Directed by: Osgood Perkins
Starring: Theo James, Chris Convery, Tatiana Maslany, Elijah Wood, Adam Scott, Colin O'Brien
When the toy monkey depicted in the above photo begins banging its drum, someone will die. We don't know who will die or how, but only that it's a certainty. Those who realize this try to command the monkey to kill their enemies, but we learn "the monkey doesn't take requests". The only question is how gruesomely the person will die. The Monkey is full of blood, decapitations, "accidents", mangled body parts, and other assorted killings. The movie keeps upping the ante. It is more interested in the kills than suspense.

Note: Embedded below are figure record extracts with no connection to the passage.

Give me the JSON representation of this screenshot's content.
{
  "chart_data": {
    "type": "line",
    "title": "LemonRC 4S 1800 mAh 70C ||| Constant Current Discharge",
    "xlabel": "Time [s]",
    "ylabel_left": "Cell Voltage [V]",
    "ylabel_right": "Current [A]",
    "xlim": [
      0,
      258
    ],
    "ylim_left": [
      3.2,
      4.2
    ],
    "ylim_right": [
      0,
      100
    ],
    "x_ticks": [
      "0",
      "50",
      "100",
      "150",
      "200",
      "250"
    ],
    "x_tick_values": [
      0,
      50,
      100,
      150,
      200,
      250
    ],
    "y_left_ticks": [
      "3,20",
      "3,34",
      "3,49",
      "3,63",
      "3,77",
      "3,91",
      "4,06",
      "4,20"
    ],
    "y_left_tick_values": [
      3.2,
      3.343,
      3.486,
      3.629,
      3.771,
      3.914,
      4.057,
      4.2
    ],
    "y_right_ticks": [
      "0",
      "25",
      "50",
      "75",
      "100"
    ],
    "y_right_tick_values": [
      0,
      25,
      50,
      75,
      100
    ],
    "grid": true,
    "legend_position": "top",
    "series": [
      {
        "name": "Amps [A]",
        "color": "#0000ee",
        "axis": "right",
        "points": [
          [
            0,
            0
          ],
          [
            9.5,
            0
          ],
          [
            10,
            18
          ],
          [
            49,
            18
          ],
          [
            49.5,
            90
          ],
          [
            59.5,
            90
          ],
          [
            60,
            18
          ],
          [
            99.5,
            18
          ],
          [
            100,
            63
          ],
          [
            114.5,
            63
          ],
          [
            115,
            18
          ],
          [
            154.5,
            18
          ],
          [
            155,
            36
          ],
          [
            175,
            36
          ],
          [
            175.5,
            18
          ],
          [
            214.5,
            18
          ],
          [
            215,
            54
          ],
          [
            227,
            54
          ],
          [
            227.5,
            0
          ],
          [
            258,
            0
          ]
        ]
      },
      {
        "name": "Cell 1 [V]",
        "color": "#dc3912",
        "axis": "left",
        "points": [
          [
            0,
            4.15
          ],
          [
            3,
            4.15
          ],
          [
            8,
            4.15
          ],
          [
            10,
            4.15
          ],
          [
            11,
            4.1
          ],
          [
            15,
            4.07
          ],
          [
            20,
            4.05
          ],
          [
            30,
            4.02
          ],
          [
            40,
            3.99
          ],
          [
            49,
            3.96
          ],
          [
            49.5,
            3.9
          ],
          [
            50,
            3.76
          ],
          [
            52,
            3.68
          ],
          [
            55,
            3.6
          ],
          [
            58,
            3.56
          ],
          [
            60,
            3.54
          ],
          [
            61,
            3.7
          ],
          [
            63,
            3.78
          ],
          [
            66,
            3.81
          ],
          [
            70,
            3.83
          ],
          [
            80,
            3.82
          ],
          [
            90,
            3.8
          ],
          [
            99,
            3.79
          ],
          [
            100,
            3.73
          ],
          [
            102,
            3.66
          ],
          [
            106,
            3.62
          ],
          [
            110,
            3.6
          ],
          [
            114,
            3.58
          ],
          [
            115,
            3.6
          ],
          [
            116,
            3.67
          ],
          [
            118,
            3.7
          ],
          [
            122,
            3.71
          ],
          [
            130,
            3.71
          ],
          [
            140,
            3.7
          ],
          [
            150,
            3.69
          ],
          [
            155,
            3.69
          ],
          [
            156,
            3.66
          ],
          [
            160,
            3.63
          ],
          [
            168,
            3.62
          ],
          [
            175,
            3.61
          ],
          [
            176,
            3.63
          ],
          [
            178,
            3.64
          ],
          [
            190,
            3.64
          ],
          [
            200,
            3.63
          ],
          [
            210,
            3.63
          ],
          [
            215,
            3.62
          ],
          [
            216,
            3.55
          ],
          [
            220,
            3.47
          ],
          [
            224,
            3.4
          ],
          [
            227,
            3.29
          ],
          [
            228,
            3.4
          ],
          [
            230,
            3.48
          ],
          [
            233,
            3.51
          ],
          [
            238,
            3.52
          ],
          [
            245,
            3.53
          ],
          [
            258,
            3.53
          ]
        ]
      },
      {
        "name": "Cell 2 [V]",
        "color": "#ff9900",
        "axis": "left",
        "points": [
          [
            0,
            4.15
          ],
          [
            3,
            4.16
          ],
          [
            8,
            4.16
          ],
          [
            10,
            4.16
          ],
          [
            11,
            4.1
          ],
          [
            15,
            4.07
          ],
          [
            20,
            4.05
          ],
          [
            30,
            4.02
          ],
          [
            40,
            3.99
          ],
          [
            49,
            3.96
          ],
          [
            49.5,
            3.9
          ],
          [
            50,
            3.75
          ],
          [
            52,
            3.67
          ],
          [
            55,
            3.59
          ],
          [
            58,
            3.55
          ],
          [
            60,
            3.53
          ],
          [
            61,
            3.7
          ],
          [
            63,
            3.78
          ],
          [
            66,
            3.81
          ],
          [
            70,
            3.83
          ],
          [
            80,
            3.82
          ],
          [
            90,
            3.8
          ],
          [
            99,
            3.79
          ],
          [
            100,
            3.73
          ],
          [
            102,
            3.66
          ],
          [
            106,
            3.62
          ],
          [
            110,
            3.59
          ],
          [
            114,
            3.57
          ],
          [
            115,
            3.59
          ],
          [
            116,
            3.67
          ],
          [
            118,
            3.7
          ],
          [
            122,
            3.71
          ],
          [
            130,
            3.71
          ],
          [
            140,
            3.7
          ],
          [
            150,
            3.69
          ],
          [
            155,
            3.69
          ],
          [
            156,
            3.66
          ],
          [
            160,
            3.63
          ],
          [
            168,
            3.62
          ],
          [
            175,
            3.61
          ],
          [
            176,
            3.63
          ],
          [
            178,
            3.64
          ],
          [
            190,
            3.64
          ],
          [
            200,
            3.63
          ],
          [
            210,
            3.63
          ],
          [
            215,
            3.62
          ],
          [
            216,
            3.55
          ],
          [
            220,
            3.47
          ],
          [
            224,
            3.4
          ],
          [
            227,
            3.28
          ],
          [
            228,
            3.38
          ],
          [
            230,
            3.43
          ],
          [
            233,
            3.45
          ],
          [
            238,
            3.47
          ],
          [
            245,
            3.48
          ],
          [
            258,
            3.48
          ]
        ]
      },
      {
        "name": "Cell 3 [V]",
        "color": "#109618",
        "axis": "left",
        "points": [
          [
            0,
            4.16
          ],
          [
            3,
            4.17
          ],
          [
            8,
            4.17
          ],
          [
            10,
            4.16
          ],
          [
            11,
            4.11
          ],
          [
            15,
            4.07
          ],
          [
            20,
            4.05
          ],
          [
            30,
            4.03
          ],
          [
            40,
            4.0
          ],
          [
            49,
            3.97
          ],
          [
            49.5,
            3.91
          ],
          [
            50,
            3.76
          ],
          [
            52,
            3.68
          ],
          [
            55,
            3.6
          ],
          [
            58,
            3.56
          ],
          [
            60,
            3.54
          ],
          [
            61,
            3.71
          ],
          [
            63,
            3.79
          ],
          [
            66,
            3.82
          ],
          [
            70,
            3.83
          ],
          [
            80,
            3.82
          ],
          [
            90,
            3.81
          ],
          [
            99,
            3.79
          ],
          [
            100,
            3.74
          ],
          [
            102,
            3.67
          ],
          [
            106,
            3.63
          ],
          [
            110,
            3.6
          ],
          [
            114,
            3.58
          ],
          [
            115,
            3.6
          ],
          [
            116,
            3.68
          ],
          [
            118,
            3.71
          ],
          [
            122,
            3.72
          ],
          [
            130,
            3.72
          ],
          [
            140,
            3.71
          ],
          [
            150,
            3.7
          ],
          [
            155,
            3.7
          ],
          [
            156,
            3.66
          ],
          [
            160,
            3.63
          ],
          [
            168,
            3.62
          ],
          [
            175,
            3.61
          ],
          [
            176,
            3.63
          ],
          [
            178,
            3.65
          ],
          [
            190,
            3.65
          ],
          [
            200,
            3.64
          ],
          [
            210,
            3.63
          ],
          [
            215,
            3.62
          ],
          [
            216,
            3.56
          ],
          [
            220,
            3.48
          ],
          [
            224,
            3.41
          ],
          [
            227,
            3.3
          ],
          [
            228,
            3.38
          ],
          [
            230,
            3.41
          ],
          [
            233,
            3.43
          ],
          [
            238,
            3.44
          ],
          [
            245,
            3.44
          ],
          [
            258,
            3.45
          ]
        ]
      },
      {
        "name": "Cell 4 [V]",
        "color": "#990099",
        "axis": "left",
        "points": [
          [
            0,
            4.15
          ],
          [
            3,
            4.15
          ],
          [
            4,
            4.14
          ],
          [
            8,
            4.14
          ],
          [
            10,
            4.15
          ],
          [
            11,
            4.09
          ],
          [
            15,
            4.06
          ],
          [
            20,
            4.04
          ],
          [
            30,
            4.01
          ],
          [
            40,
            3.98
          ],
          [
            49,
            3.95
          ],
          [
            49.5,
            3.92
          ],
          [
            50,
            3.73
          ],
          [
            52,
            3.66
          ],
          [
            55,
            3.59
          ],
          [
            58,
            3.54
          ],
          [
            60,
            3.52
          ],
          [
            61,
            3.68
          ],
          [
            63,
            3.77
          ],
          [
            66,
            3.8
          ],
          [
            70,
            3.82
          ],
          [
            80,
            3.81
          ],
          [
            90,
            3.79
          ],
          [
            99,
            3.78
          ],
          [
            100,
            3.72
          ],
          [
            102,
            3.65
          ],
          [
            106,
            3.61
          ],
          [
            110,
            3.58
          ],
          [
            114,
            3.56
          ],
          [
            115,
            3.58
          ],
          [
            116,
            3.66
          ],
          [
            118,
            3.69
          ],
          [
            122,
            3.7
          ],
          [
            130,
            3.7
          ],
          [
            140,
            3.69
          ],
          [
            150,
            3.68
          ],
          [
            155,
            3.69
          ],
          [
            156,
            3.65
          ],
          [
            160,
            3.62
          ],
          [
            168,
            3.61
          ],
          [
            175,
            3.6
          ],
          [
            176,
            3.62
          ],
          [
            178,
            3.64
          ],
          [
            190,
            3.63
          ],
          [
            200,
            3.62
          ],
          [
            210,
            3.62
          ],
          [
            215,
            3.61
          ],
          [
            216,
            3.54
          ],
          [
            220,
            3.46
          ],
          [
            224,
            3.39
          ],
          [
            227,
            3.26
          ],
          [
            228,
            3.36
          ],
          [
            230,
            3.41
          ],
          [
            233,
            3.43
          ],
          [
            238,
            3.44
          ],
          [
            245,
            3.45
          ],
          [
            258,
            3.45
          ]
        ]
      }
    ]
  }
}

Osgood Perkins' directed last year's Longlegs, which was atmospheric but not successful in its attempts to depict a serial killer played by Nicolas Cage. I'd reread my review but that's a lot of work. The Monkey, based on a Stephen King short story, is more campy and humorous than Longlegs, but by comparison almost anything is. In The Monkey, twins Hal and Bill (played by Convery as a kid and Theo James as an adult) come in contact with the toy monkey which soon begins its killing spree. Their father Pete (Scott) tried to sell it in a pawn shop years earlier which resulted in the shop owner's death. The toy just keeps finding this family. The more they try to get rid of it, the more it finds its way back.
Bill bullies Hal as both a kid and an adult. Hal takes it to a point, and then instructs the monkey to kill Bill, but their mother has her throat slit instead, which may be the most tame of the murders. Or maybe it's the pawn shop owner in the prologue who is merely speared to death. The Monkey, like Longlegs, has an odd, unique atmosphere to it which makes the material palatable to a point, but overall we are left with a series of bloody, gory murders and a cute little evil monkey toy that one would rather not see operate.